Evidently, with so many people at this tribute to the king, the Chaldeans wanted to make certain Nebuchadnezzar knew who was doing what and so the jealous tattle-tales struck: “O king, live for ever. Thou, O king, hast made a decree, that every man that shall hear the sound…shall fall down and worship the golden image. And whoseo falleth not down and worshippeth, that he should be cast into the midst of a burning fiery furnace. There are certain Jews whom thou hast set over the affairs of the province of Babylon, Shadrack, Meshach, and Abednego: these men, O king, have not regarded thee: they serve not thy gods, nor worship the golden image which thou hast set up.” Just to check out what these men were doing to supposedly “protect” the king’s honor, eight times they used the words, “king,” “Thou,” and “thy.” It was like a lance stabbing the king: “O king, live forever”: “Thou, O king hast made a decree”; “thou set them over;” they haven’t regarded thee”; “they don’t worship your god;” or what “you have set up.” It’s quite a litany these men had going. The “outsiders” have undermined the “insiders” and now they are leading a direct affront on “You, O King.”

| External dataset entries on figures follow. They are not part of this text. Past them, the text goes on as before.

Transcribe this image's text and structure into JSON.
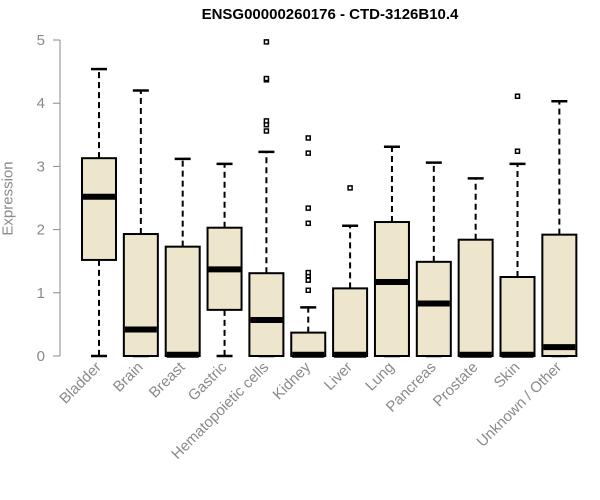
{
  "chart_data": {
    "type": "boxplot",
    "title": "ENSG00000260176 - CTD-3126B10.4",
    "xlabel": "",
    "ylabel": "Expression",
    "ylim": [
      0,
      5
    ],
    "yticks": [
      0,
      1,
      2,
      3,
      4,
      5
    ],
    "box_fill": "#ede6cc",
    "box_stroke": "#000000",
    "axis_color": "#8a8a8a",
    "categories": [
      "Bladder",
      "Brain",
      "Breast",
      "Gastric",
      "Hematopoietic cells",
      "Kidney",
      "Liver",
      "Lung",
      "Pancreas",
      "Prostate",
      "Skin",
      "Unknown / Other"
    ],
    "boxes": [
      {
        "whisker_low": 0,
        "q1": 1.52,
        "median": 2.52,
        "q3": 3.13,
        "whisker_high": 4.54,
        "outliers": []
      },
      {
        "whisker_low": 0,
        "q1": 0,
        "median": 0.42,
        "q3": 1.93,
        "whisker_high": 4.2,
        "outliers": []
      },
      {
        "whisker_low": 0,
        "q1": 0,
        "median": 0.02,
        "q3": 1.73,
        "whisker_high": 3.12,
        "outliers": []
      },
      {
        "whisker_low": 0,
        "q1": 0.73,
        "median": 1.37,
        "q3": 2.03,
        "whisker_high": 3.04,
        "outliers": []
      },
      {
        "whisker_low": 0,
        "q1": 0,
        "median": 0.57,
        "q3": 1.31,
        "whisker_high": 3.23,
        "outliers": [
          3.56,
          3.66,
          3.72,
          4.37,
          4.39,
          4.97
        ]
      },
      {
        "whisker_low": 0,
        "q1": 0,
        "median": 0.02,
        "q3": 0.37,
        "whisker_high": 0.77,
        "outliers": [
          1.04,
          1.2,
          1.27,
          1.32,
          2.1,
          2.34,
          3.21,
          3.45
        ]
      },
      {
        "whisker_low": 0,
        "q1": 0,
        "median": 0.02,
        "q3": 1.07,
        "whisker_high": 2.06,
        "outliers": [
          2.66
        ]
      },
      {
        "whisker_low": 0,
        "q1": 0,
        "median": 1.17,
        "q3": 2.12,
        "whisker_high": 3.31,
        "outliers": []
      },
      {
        "whisker_low": 0,
        "q1": 0,
        "median": 0.83,
        "q3": 1.49,
        "whisker_high": 3.06,
        "outliers": []
      },
      {
        "whisker_low": 0,
        "q1": 0,
        "median": 0.02,
        "q3": 1.84,
        "whisker_high": 2.81,
        "outliers": []
      },
      {
        "whisker_low": 0,
        "q1": 0,
        "median": 0.02,
        "q3": 1.25,
        "whisker_high": 3.04,
        "outliers": [
          3.24,
          4.11
        ]
      },
      {
        "whisker_low": 0,
        "q1": 0,
        "median": 0.14,
        "q3": 1.92,
        "whisker_high": 4.03,
        "outliers": []
      }
    ]
  }
}
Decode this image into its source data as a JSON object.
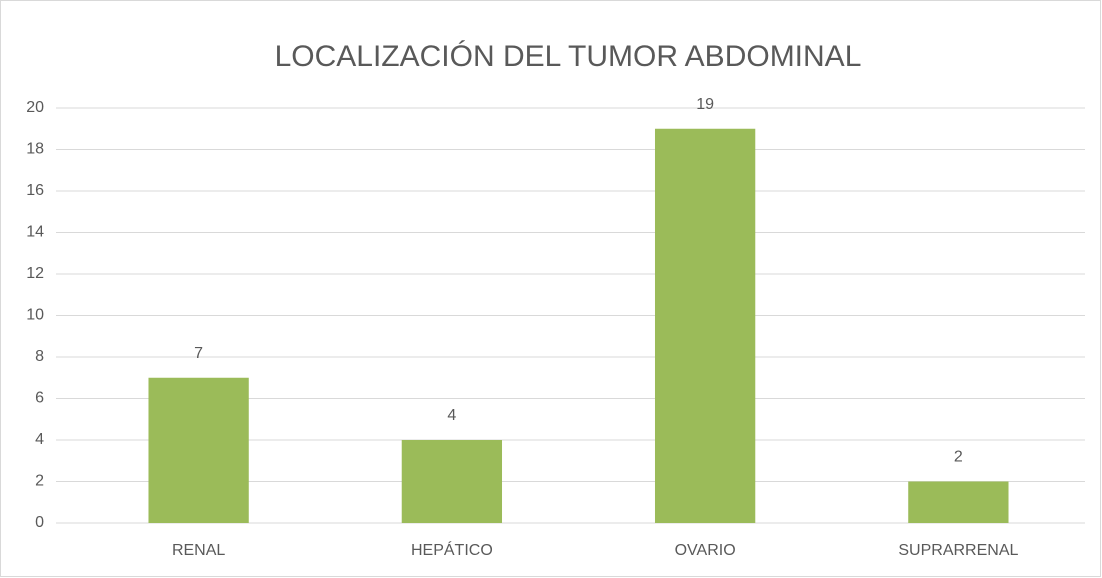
{
  "chart_data": {
    "type": "bar",
    "title": "LOCALIZACIÓN DEL TUMOR ABDOMINAL",
    "categories": [
      "RENAL",
      "HEPÁTICO",
      "OVARIO",
      "SUPRARRENAL"
    ],
    "values": [
      7,
      4,
      19,
      2
    ],
    "color": "#9bbb59",
    "ylim": [
      0,
      20
    ],
    "yticks": [
      0,
      2,
      4,
      6,
      8,
      10,
      12,
      14,
      16,
      18,
      20
    ],
    "grid": true
  }
}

If you are in any way wondering why this sounds like a familiar tune, it’s because in the world today, the green-eyed monster of jealousy still wanders in our homes; in our jobs; and even in our houses of worship. King Solomon, in Proverbs 6: 34 pens this correct statement: “Jealousy makes a man (or woman) furious.” If you want to bring disharmony into any situation, just let the seed of jealousy take root. As Evangelist Luis Palau wrote in his book, A Heart After God: “One small seed of jealousy, once it takes root in the soil of the soul, can sprout overnight into a sprawling vine of poison ivy.”
We witness this poison ivy erupting on the plain of Dura when a group of men, who should have been grateful they were still alive, instead, became jealous at the way the Hebrews were rewarded and so they chose to give life to their jealous feelings by watching for one mistake or one supposed misstep so that they could call attention to the faults of others in order to cover their own. As author and teacher Beth Moore observes (correctly, I might add): “There is not a single soul that jealously looks good on. Nobody! It looks ugly on everybody, and it makes us act ugly.”

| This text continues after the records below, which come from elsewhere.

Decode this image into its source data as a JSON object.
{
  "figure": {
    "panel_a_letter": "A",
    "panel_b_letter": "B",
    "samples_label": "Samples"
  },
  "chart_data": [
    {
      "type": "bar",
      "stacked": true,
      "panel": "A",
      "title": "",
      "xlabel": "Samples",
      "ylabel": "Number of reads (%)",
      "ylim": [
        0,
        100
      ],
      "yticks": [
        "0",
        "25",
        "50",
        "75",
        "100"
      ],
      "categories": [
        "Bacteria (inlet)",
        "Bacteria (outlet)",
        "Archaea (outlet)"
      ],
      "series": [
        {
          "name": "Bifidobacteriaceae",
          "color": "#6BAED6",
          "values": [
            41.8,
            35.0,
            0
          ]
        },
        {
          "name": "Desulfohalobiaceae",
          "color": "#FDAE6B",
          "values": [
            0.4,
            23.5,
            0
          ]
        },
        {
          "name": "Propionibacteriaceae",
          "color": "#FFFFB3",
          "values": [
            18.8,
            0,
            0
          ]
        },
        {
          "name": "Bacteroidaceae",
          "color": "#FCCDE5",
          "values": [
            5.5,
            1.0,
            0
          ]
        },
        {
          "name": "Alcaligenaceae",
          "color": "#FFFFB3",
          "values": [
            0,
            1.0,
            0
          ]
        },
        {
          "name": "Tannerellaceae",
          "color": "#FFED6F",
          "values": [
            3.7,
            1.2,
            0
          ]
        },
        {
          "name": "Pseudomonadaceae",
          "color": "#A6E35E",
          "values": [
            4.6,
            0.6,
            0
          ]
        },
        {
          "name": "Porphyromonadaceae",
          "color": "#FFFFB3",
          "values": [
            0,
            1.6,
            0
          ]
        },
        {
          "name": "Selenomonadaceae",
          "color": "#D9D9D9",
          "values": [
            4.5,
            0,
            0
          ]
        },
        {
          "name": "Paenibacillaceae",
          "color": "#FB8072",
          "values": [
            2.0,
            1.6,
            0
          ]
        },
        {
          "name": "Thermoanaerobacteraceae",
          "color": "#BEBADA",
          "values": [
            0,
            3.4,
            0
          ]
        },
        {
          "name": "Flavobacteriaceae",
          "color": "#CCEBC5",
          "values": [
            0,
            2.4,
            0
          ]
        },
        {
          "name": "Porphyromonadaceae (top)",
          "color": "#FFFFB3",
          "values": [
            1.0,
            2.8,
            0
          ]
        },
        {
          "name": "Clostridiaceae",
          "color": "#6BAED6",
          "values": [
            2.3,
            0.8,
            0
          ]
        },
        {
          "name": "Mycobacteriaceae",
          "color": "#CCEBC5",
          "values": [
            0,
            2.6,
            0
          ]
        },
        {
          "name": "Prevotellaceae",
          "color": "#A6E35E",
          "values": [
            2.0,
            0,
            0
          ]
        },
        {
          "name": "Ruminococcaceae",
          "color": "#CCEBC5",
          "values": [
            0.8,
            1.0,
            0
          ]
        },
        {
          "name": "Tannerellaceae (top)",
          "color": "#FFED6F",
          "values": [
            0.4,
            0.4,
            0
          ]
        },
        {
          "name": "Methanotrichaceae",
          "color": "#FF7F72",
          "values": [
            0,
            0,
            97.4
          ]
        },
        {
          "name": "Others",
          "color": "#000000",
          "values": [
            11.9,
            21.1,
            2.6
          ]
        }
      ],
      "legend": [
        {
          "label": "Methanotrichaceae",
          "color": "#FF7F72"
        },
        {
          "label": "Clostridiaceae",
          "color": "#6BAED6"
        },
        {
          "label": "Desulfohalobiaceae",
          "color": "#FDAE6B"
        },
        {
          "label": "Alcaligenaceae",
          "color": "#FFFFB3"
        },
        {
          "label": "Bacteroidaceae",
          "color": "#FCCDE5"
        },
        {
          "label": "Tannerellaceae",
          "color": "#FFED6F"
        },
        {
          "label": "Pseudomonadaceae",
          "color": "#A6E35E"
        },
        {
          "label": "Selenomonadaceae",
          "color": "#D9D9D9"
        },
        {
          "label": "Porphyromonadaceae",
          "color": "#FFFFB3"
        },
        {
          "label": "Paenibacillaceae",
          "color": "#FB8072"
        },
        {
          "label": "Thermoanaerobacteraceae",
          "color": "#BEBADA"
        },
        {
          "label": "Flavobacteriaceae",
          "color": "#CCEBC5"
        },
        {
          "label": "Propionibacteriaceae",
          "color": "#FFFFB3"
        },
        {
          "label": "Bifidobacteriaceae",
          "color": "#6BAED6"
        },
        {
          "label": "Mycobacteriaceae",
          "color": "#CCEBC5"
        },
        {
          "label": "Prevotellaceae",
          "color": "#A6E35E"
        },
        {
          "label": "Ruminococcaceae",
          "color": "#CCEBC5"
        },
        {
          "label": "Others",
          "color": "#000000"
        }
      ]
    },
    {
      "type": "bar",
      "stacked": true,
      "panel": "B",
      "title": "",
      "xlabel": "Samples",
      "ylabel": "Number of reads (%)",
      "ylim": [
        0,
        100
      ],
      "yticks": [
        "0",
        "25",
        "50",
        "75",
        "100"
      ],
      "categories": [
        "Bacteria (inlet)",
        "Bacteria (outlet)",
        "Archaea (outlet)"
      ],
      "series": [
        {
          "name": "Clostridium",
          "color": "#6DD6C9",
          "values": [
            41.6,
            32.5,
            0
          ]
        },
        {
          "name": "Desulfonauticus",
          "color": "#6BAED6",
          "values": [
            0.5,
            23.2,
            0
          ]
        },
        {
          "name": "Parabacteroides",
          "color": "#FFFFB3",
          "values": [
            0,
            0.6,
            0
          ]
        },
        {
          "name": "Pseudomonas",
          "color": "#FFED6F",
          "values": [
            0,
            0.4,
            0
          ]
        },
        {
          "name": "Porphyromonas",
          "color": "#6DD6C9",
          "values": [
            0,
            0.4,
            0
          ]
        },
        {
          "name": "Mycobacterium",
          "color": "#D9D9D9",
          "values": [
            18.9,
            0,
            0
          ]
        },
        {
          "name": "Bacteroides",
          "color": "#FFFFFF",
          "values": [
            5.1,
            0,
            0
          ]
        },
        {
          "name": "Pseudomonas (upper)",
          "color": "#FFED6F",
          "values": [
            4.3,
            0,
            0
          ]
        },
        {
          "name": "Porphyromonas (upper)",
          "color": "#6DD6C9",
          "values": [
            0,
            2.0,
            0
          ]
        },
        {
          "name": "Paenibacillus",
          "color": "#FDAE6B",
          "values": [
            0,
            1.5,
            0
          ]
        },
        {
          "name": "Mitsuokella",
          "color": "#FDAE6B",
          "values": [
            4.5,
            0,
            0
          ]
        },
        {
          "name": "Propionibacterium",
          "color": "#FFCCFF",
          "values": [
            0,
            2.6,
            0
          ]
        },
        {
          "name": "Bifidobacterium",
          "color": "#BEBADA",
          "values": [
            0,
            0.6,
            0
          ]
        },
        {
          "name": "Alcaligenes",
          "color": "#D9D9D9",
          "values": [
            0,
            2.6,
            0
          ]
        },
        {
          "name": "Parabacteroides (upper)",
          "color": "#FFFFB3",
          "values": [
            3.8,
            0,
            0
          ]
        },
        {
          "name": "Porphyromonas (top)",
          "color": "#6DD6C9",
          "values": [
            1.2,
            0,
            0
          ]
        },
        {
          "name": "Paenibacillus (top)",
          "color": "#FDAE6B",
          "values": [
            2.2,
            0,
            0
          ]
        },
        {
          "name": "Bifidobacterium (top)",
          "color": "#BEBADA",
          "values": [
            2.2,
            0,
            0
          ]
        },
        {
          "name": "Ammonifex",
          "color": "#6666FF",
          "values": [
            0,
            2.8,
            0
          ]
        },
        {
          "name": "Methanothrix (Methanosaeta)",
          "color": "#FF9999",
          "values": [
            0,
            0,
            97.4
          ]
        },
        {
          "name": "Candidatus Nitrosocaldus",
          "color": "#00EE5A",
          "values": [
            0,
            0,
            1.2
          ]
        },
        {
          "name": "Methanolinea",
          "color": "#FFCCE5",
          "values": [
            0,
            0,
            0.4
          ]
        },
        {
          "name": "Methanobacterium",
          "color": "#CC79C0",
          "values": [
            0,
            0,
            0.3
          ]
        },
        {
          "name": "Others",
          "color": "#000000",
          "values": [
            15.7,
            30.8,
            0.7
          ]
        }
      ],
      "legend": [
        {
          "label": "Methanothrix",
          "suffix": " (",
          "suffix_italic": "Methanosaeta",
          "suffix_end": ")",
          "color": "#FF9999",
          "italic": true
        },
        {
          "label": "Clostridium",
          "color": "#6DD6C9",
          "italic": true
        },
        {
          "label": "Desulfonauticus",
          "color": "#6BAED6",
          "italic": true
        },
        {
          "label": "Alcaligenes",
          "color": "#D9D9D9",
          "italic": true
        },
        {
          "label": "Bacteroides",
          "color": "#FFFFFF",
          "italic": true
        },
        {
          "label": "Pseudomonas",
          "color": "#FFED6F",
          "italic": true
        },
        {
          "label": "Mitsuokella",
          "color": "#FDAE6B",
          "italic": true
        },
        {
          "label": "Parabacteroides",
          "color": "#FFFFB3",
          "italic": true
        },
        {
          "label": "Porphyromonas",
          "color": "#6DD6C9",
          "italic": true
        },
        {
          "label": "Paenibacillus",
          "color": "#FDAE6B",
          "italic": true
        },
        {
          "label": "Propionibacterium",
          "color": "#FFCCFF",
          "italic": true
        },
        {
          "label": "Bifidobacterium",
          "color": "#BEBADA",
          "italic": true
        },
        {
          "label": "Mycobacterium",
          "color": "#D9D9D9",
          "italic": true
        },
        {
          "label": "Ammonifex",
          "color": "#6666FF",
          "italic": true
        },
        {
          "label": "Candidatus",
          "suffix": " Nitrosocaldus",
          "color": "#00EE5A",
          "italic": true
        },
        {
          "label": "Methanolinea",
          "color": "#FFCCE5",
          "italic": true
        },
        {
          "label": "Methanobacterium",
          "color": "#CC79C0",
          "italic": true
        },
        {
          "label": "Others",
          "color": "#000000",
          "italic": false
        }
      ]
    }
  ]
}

Indeed, on the plain of Dura, as we watch events unfold in the coming days, those Chaldeans who let the green-eyed monster get the best of them, in the end, only served to bring into clearer light the fact that with God’s peace infilling our lives, we will be able to stand firm in distress, disease, destruction, and even death.” (Hank Aonegroaff).
“O God, make us heirs of peace.”
Christ of Peace
“Christ of peace
Prince of peace
Giver of peace – we pray for peace.
We have had enough of hatred
which aims a gun at another and
pulls the trigger.
We have had enough of resentment
which destroys by malice or slander.
We have had enough of greed
which by force or trickery takes
what is not rightfully theirs.
We have had enough of fear
which makes children hide
lest evil strikes them.
We have had enough of anger
which explodes to shatter joy.
We have had enough of jealousy
which denigrates the grace it envies.
We have had enough of ancient divisions
which some people enshrine.
We have had enough of power
which usurps the right of others;
and manipulates for its own ends.
We have had enough!
Child of peace
Prince of peace
Giver of peace – we pray for
peace – and let it begin with us!”
“O God, we bring before You the anger, resentment, and despair of the world. Break through us with Your word of peace.”